OFFICE BOY

By: Yu Okawa

XXI

MENTIRAS

Su respiración era agitada a causa de haber corrido tanto para huir de los fans de Emilia que parecían tener intenciones de lincharlo. Por suerte Tikky lo había salvado, o quizás no diría "por suerte" si tuviese alguna idea de lo que Tikky se proponía.

Ahora estaban dentro de la camioneta negra de Tikky, ambos respirando agitadamente por haber tenido que correr a través del centro comercial para llegar al estacionamiento.

–Será mejor irnos.- Allen asintió y Tikky arranco el auto.

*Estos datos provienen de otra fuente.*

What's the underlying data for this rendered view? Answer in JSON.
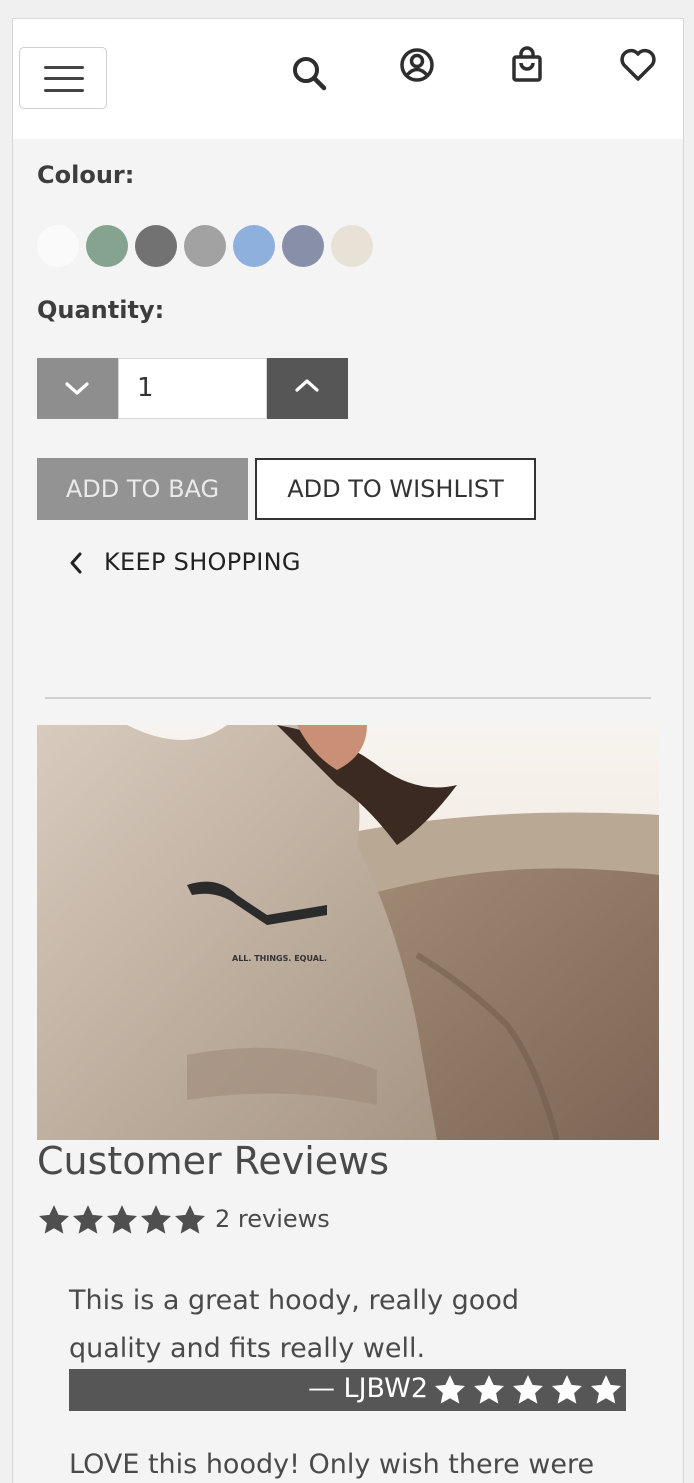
{
  "header": {
    "icons": [
      "menu-icon",
      "search-icon",
      "account-icon",
      "bag-icon",
      "heart-icon"
    ]
  },
  "product": {
    "colour_label": "Colour:",
    "swatch_colors": [
      "#fafafa",
      "#84a48f",
      "#727272",
      "#a2a2a2",
      "#8eb0dc",
      "#8790a8",
      "#e7e1d6"
    ],
    "quantity_label": "Quantity:",
    "quantity_value": "1",
    "add_to_bag": "ADD TO BAG",
    "add_to_wishlist": "ADD TO WISHLIST",
    "keep_shopping": "KEEP SHOPPING"
  },
  "reviews": {
    "title": "Customer Reviews",
    "average_rating": 5,
    "count_text": "2 reviews",
    "items": [
      {
        "text": "This is a great hoody, really good quality and fits really well.",
        "author": "— LJBW2",
        "rating": 5
      },
      {
        "text": "LOVE this hoody! Only wish there were"
      }
    ]
  },
  "colors": {
    "accent": "#565656",
    "disabled": "#939393",
    "background": "#f4f4f4"
  }
}
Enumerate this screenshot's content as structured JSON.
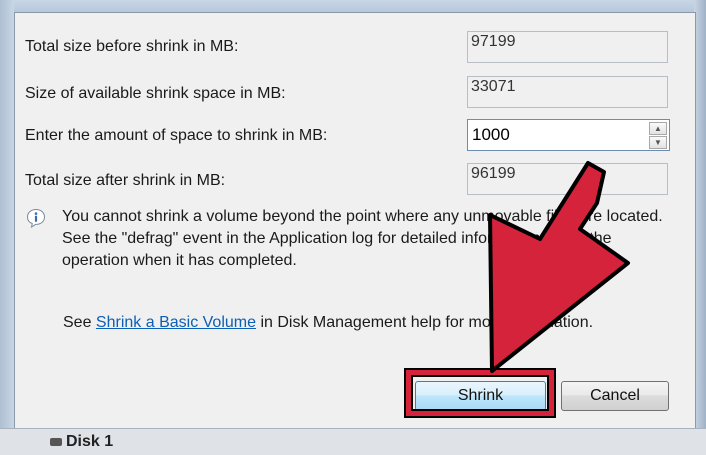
{
  "fields": [
    {
      "label": "Total size before shrink in MB:",
      "value": "97199"
    },
    {
      "label": "Size of available shrink space in MB:",
      "value": "33071"
    },
    {
      "label": "Enter the amount of space to shrink in MB:",
      "value": "1000"
    },
    {
      "label": "Total size after shrink in MB:",
      "value": "96199"
    }
  ],
  "info": {
    "icon": "info-icon",
    "text": "You cannot shrink a volume beyond the point where any unmovable files are located. See the \"defrag\" event in the Application log for detailed information about the operation when it has completed."
  },
  "help": {
    "prefix": "See ",
    "link": "Shrink a Basic Volume",
    "suffix": " in Disk Management help for more information."
  },
  "buttons": {
    "shrink": "Shrink",
    "cancel": "Cancel"
  },
  "background": {
    "disk_label": "Disk 1"
  },
  "annotation": {
    "arrow_color": "#d4233a",
    "outline_color": "#000000"
  }
}
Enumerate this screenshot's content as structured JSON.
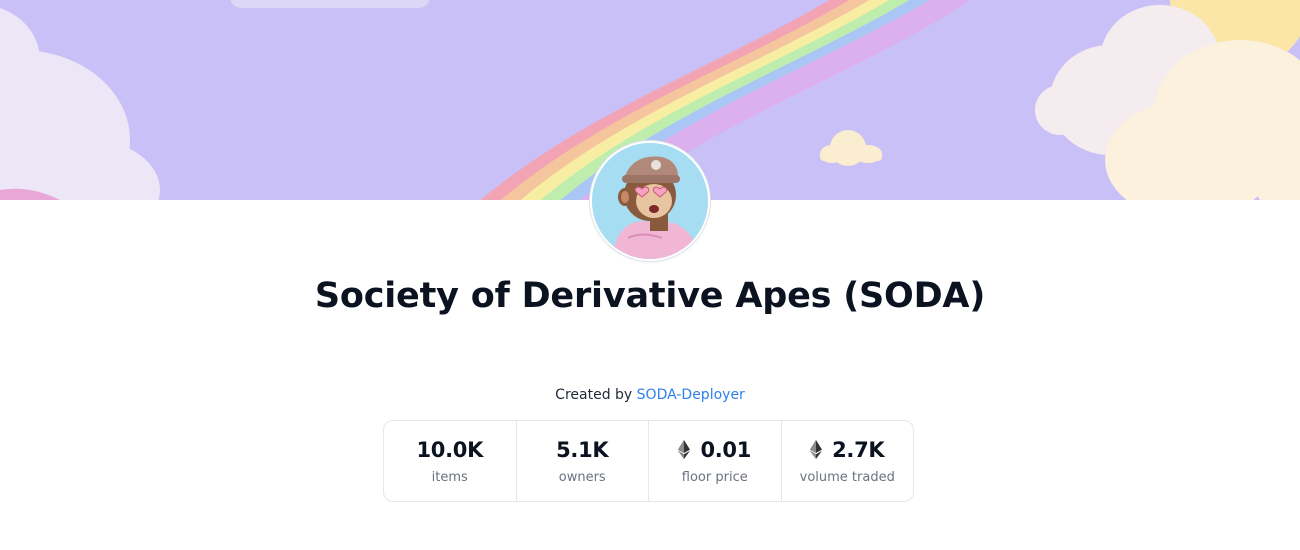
{
  "collection": {
    "title": "Society of Derivative Apes (SODA)",
    "created_by_prefix": "Created by ",
    "creator_name": "SODA-Deployer"
  },
  "banner": {
    "description_icon": "rainbow-clouds-banner",
    "sky_color": "#c9c0f7"
  },
  "avatar": {
    "icon": "ape-avatar-icon"
  },
  "stats": [
    {
      "value": "10.0K",
      "label": "items",
      "currency_icon": ""
    },
    {
      "value": "5.1K",
      "label": "owners",
      "currency_icon": ""
    },
    {
      "value": "0.01",
      "label": "floor price",
      "currency_icon": "ethereum-icon"
    },
    {
      "value": "2.7K",
      "label": "volume traded",
      "currency_icon": "ethereum-icon"
    }
  ],
  "colors": {
    "link": "#2f80ed",
    "title": "#0b1220",
    "muted": "#6b7280"
  }
}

Salieron del estacionamiento de la plaza comercial y ahora estaban en una de las avenidas principales de Shangai. Allen iba mirando hacia atrás cerciorándose de que nadie los hubiera notado y ahora los siguiera, suspiro tranquilo cuando se dio cuenta de que no era el caso.

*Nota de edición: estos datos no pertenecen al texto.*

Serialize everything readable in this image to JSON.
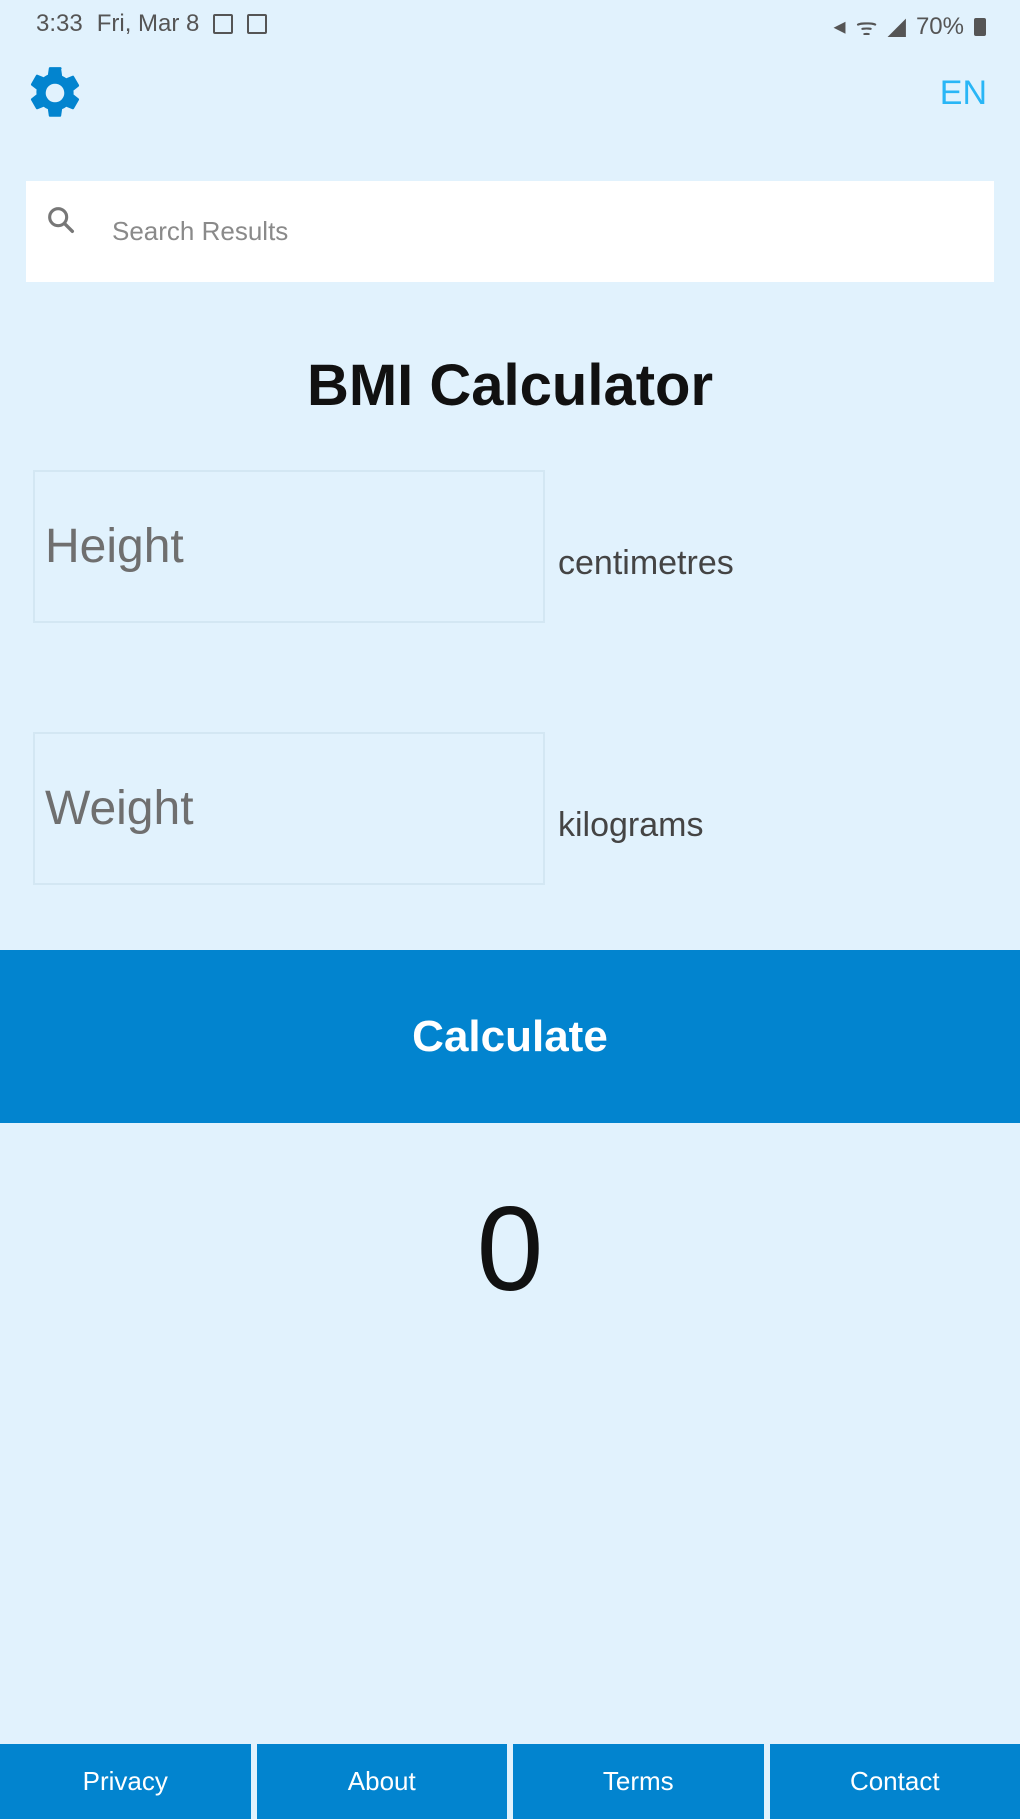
{
  "status_bar": {
    "time": "3:33",
    "date": "Fri, Mar 8",
    "battery": "70%"
  },
  "header": {
    "settings_icon": "gear-icon",
    "language": "EN",
    "accent_color": "#0284cf"
  },
  "search": {
    "icon": "search-icon",
    "placeholder": "Search Results"
  },
  "main": {
    "title": "BMI Calculator",
    "height": {
      "placeholder": "Height",
      "unit": "centimetres"
    },
    "weight": {
      "placeholder": "Weight",
      "unit": "kilograms"
    },
    "calculate_label": "Calculate",
    "result": "0"
  },
  "footer": {
    "items": [
      "Privacy",
      "About",
      "Terms",
      "Contact"
    ]
  }
}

–Es raro verte sin Kanda. ¿Discutieron?

–No- contesto secamente. Era cierto, no habían peleado pero sabía que Kanda estaba "ligeramente" molesto con él.

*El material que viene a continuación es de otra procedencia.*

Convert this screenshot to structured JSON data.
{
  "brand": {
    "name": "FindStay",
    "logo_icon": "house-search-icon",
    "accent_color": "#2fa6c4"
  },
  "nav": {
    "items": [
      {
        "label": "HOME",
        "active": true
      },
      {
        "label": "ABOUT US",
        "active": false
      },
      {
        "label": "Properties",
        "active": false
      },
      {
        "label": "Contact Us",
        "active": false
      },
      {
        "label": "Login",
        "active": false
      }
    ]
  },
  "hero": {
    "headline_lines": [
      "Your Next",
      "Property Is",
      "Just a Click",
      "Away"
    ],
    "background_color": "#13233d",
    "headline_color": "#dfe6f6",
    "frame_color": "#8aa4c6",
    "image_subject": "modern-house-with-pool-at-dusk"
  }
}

–Entonces… ¿saliste a dar un paseo?

–Si, así es.- se detuvo un segundo y miro a Tikky detenidamente- ¡Gracias por ayudarme!

Allen se sentía incomodo, aun no había pasado mucho tiempo desde aquel encuentro donde Tikky trato de besarlo, se sentía nervioso, incomodo, de que aquella situación pudiese malinterpretase y Tikky pensará cualquier cosa. Aunque si lo pensaba dos veces, Tikky parecía no estar interesado en hombres, de lo contrario no habría desistido tan fácilmente en sus intentos por conquistarle. Decía aquello por que en cuanto se entero que Alicia era en realidad Allen desistió completamente.

–No te preocupes. No tienes nada que agradecer a un amigo. – Allen volteo a mirarlo claramente confundido, como no entendiendo el idioma en que Tikky le había hablado.

–Lamento lo de la última vez, no era mi intención hacerte sentir así de incomodo, de haber sabido que Alicia eras tu, habría actuado de otra forma.-Allen lo miraba atentamente- No has dejado de agradarme, ha sido un gran shock saber que eras un hombre pero aun así me caes bien. Seamos amigos.

Tikky freno en cuanto un semáforo se puso en rojo y volteo a ver a Allen sonriendo ampliamente. Allen lo miro ya mas relajado de que Tikky entendiera por completo la situación y sonrió.

–¿Qué te parece si vamos por un café, amigo?-sugirió Tikky y Allen lo acepto, sin saber que estaba cavando su propia tumba.

Tikky no podía hacer otra cosa mas que sonreír ampliamente saboreando su victoria sobre Kanda.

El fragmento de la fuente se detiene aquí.